The 1992 Kerry Senior Football Championship was the 92nd staging of the Kerry Senior Football Championship since its establishment by the Kerry County Board in 1889. The championship ran from 27 June to 27 September 1992.

Dr. Crokes entered the championship as the defending champions, however, they were beaten by St. Brendan's in the semi-finals.

The final was played on 27 September 1992 at Austin Stack Park in Tralee, between Mid Kerry and St.
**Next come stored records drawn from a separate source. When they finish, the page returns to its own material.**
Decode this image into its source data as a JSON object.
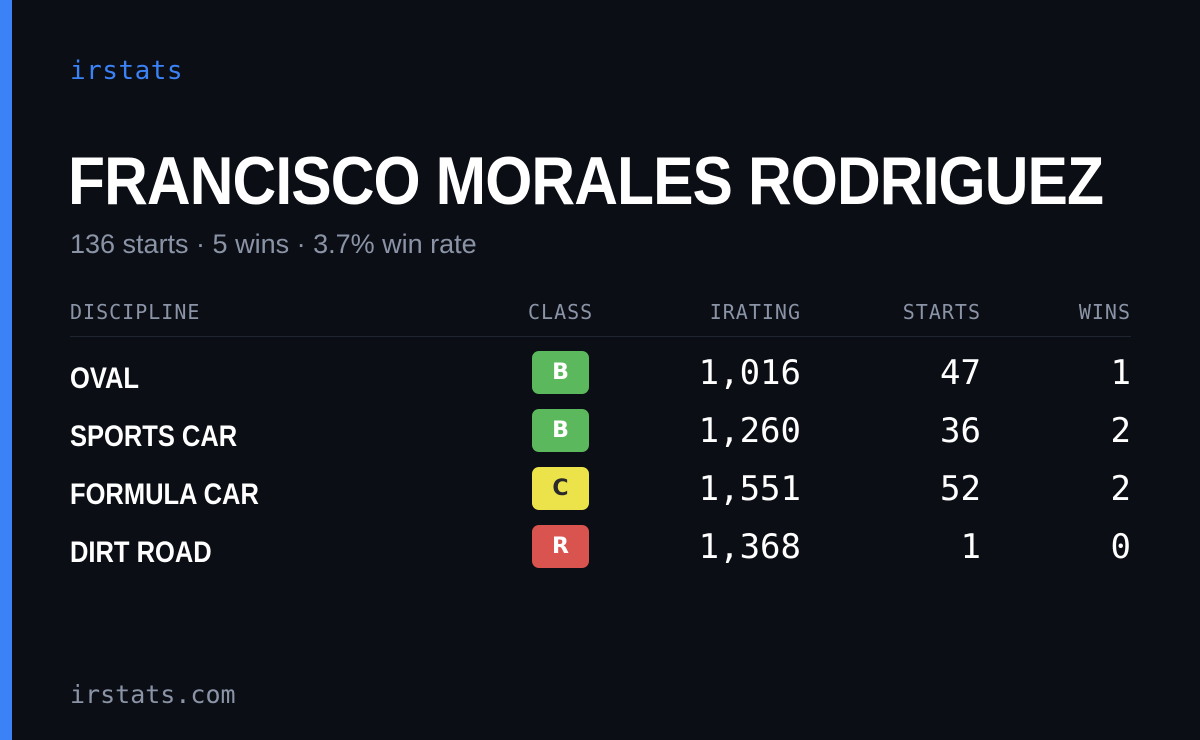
{
  "brand": "irstats",
  "driver": {
    "name": "FRANCISCO MORALES RODRIGUEZ",
    "summary": "136 starts · 5 wins · 3.7% win rate"
  },
  "table": {
    "headers": {
      "discipline": "DISCIPLINE",
      "class": "CLASS",
      "irating": "IRATING",
      "starts": "STARTS",
      "wins": "WINS"
    },
    "rows": [
      {
        "discipline": "OVAL",
        "class": "B",
        "class_bg": "#5cb85c",
        "class_fg": "#ffffff",
        "irating": "1,016",
        "starts": "47",
        "wins": "1"
      },
      {
        "discipline": "SPORTS CAR",
        "class": "B",
        "class_bg": "#5cb85c",
        "class_fg": "#ffffff",
        "irating": "1,260",
        "starts": "36",
        "wins": "2"
      },
      {
        "discipline": "FORMULA CAR",
        "class": "C",
        "class_bg": "#ece34b",
        "class_fg": "#2a2a2a",
        "irating": "1,551",
        "starts": "52",
        "wins": "2"
      },
      {
        "discipline": "DIRT ROAD",
        "class": "R",
        "class_bg": "#d9534f",
        "class_fg": "#ffffff",
        "irating": "1,368",
        "starts": "1",
        "wins": "0"
      }
    ]
  },
  "footer": "irstats.com",
  "colors": {
    "background": "#0b0e14",
    "accent": "#3b82f6",
    "muted": "#8b94a7",
    "class_b": "#5cb85c",
    "class_c": "#ece34b",
    "class_r": "#d9534f"
  }
}
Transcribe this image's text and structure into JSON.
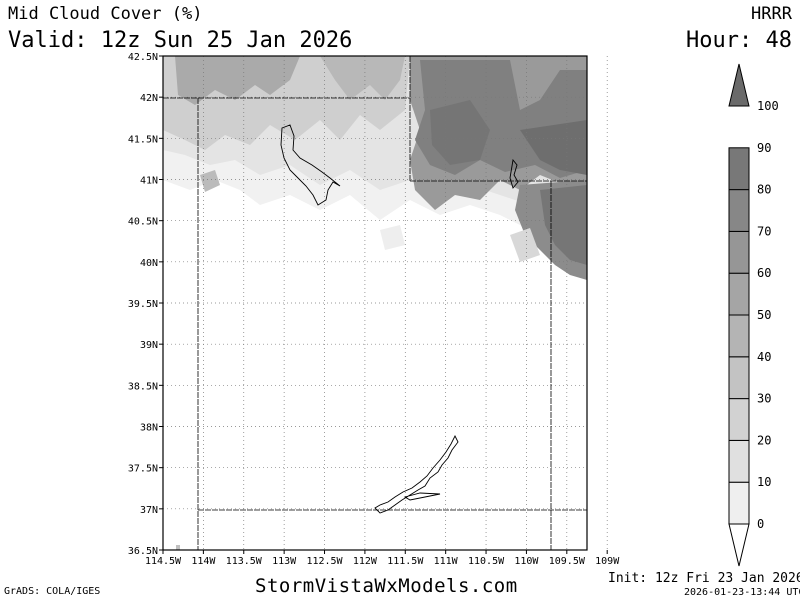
{
  "header": {
    "title": "Mid Cloud Cover (%)",
    "valid": "Valid: 12z Sun 25 Jan 2026",
    "model": "HRRR",
    "hour": "Hour: 48"
  },
  "map": {
    "lat_labels": [
      "42.5N",
      "42N",
      "41.5N",
      "41N",
      "40.5N",
      "40N",
      "39.5N",
      "39N",
      "38.5N",
      "38N",
      "37.5N",
      "37N",
      "36.5N"
    ],
    "lon_labels": [
      "114.5W",
      "114W",
      "113.5W",
      "113W",
      "112.5W",
      "112W",
      "111.5W",
      "111W",
      "110.5W",
      "110W",
      "109.5W",
      "109W"
    ],
    "lat_range": [
      36.5,
      42.5
    ],
    "lon_range": [
      -114.5,
      -109.25
    ]
  },
  "colorbar": {
    "labels": [
      "0",
      "10",
      "20",
      "30",
      "40",
      "50",
      "60",
      "70",
      "80",
      "90",
      "100"
    ],
    "colors": [
      "#ffffff",
      "#efefef",
      "#e0e0e0",
      "#d2d2d2",
      "#c3c3c3",
      "#b4b4b4",
      "#a5a5a5",
      "#969696",
      "#878787",
      "#787878",
      "#6a6a6a"
    ]
  },
  "footer": {
    "credit": "GrADS: COLA/IGES",
    "site": "StormVistaWxModels.com",
    "init": "Init: 12z Fri 23 Jan 2026",
    "stamp": "2026-01-23-13:44 UTC"
  }
}
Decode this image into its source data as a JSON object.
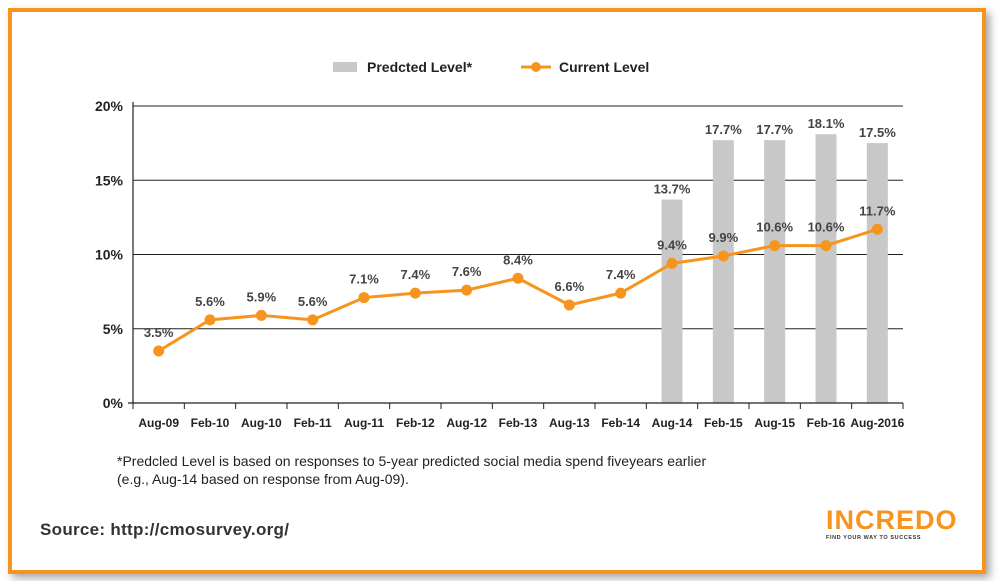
{
  "colors": {
    "border": "#f7941d",
    "line": "#f7941d",
    "bar": "#c8c8c8",
    "axis": "#222222"
  },
  "chart_data": {
    "type": "bar+line",
    "categories": [
      "Aug-09",
      "Feb-10",
      "Aug-10",
      "Feb-11",
      "Aug-11",
      "Feb-12",
      "Aug-12",
      "Feb-13",
      "Aug-13",
      "Feb-14",
      "Aug-14",
      "Feb-15",
      "Aug-15",
      "Feb-16",
      "Aug-2016"
    ],
    "series": [
      {
        "name": "Predcted Level*",
        "type": "bar",
        "values": [
          null,
          null,
          null,
          null,
          null,
          null,
          null,
          null,
          null,
          null,
          13.7,
          17.7,
          17.7,
          18.1,
          17.5
        ],
        "labels": [
          "",
          "",
          "",
          "",
          "",
          "",
          "",
          "",
          "",
          "",
          "13.7%",
          "17.7%",
          "17.7%",
          "18.1%",
          "17.5%"
        ]
      },
      {
        "name": "Current Level",
        "type": "line",
        "values": [
          3.5,
          5.6,
          5.9,
          5.6,
          7.1,
          7.4,
          7.6,
          8.4,
          6.6,
          7.4,
          9.4,
          9.9,
          10.6,
          10.6,
          11.7
        ],
        "labels": [
          "3.5%",
          "5.6%",
          "5.9%",
          "5.6%",
          "7.1%",
          "7.4%",
          "7.6%",
          "8.4%",
          "6.6%",
          "7.4%",
          "9.4%",
          "9.9%",
          "10.6%",
          "10.6%",
          "11.7%"
        ]
      }
    ],
    "yticks": [
      "0%",
      "5%",
      "10%",
      "15%",
      "20%"
    ],
    "ytick_values": [
      0,
      5,
      10,
      15,
      20
    ],
    "ylim": [
      0,
      20
    ],
    "legend_position": "top-center",
    "grid": true
  },
  "footnote": {
    "line1": "*Predcled Level is based on responses to 5-year predicted social media spend fiveyears earlier",
    "line2": "(e.g., Aug-14 based on response from Aug-09)."
  },
  "source": "Source: http://cmosurvey.org/",
  "logo": {
    "word": "INCREDO",
    "tagline": "FIND YOUR WAY TO SUCCESS",
    "icon": "compass-icon"
  }
}
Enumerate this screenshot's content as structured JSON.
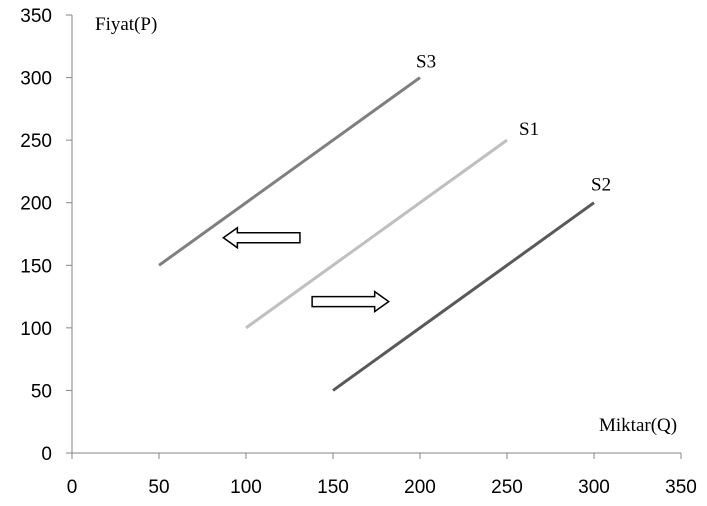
{
  "chart_data": {
    "type": "line",
    "title": "",
    "xlabel": "Miktar(Q)",
    "ylabel": "Fiyat(P)",
    "xlim": [
      0,
      350
    ],
    "ylim": [
      0,
      350
    ],
    "xticks": [
      0,
      50,
      100,
      150,
      200,
      250,
      300,
      350
    ],
    "yticks": [
      0,
      50,
      100,
      150,
      200,
      250,
      300,
      350
    ],
    "grid": false,
    "series": [
      {
        "name": "S3",
        "x": [
          50,
          200
        ],
        "y": [
          150,
          300
        ],
        "color": "#7f7f7f"
      },
      {
        "name": "S1",
        "x": [
          100,
          250
        ],
        "y": [
          100,
          250
        ],
        "color": "#bfbfbf"
      },
      {
        "name": "S2",
        "x": [
          150,
          300
        ],
        "y": [
          50,
          200
        ],
        "color": "#595959"
      }
    ],
    "annotations": [
      {
        "type": "arrow",
        "direction": "left",
        "from": [
          131,
          172
        ],
        "to": [
          87,
          172
        ]
      },
      {
        "type": "arrow",
        "direction": "right",
        "from": [
          138,
          121
        ],
        "to": [
          182,
          121
        ]
      }
    ]
  }
}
Brendan's, in what was their first ever meeting in the final. Mid Kerry won the match by 3–9 to 1–10 to claim their third championship title overall and a first title in 21 years.

Séamus Murphy was the championship's top scorer with 1-23.

==Championship statistics==
===Top scorers===

- Overall

| Rank | Player | Club | Tally | Total | Matches | Average |
| 1 | Séamus Murphy | St. Brendan's | 1-23 | 26 | 4 | 6.50 |
| 2 | Paud O'Donoghue | East Kerry | 3-12 | 21 | 3 | 7.00 |
| 3 | Willie Maher | East Kerry | 1-12 | 15 | 4 | 3.75 |
| 4 | Pat O'Shea | East Kerry | 1-11 | 14 | 4 | 3.50 |
| 5 | Mike Finnegan | Gneeveguilla | 1-07 | 10 | 2 | 5.00 |
| 6 | Seán Burke | Mid Kerry | 2-03 | 9 | 4 | 2.25 |
| Tommy Evans | Mid Kerry | 2-03 | 9 | 4 | 2.25 |
| John Hegarty | St. Brendan's | 1-06 | 9 | 4 | 2.25 |
| 9 | Seán Geaney | West Kerry | 0-08 | 8 | 2 | 4.00 |
| Christy Kearney | Desmonds | 0-08 | 8 | 3 | 2.66 |
| Martin Downey | Desmonds | 0-08 | 8 | 3 | 2.66 |

- In a single game

| Rank | Player | Club | Tally | Total | Opposition |
| 1 | Séamus Murphy | St. Brendan's | 1-07 | 10 | Desmonds |
| 2 | Paud O'Donoghue | East Kerry | 1-05 | 8 | Austin Stacks |
| Paud O'Donoghue | East Kerry | 1-05 | 8 | Feale Rangers |
| 4 | Seán Burke | Mid Kerry | 2-01 | 7 | East Kerry |
| Timmy Brosnan | St. Kieran's | 1-04 | 7 | Dr. Crokes |
| John Kennedy | Shannon Rangers | 0-07 | 7 | Gneeveguilla |
| 6 | Tommy Evans | Mid Kerry | 2-00 | 6 | Gneeveguilla |
| Mike Finnegan | Gneeveguilla | 1-03 | 6 | Shannon Rangers |
| Danny Cooper | Dr. Crokes | 1-03 | 6 | St. Kieran's |
| Christy Kearney | Desmonds | 0-06 | 6 | Killarney |
| Séamus Murphy | St. Brendan's | 0-06 | 6 | Beale |
| Séamus Murphy | St. Brendan's | 0-06 | 6 | Mid Kerry |

===Miscellaneous===

- Mid Kerry won the title for the first time in 21 years.
- St. Brendan's qualified for the final for the first time.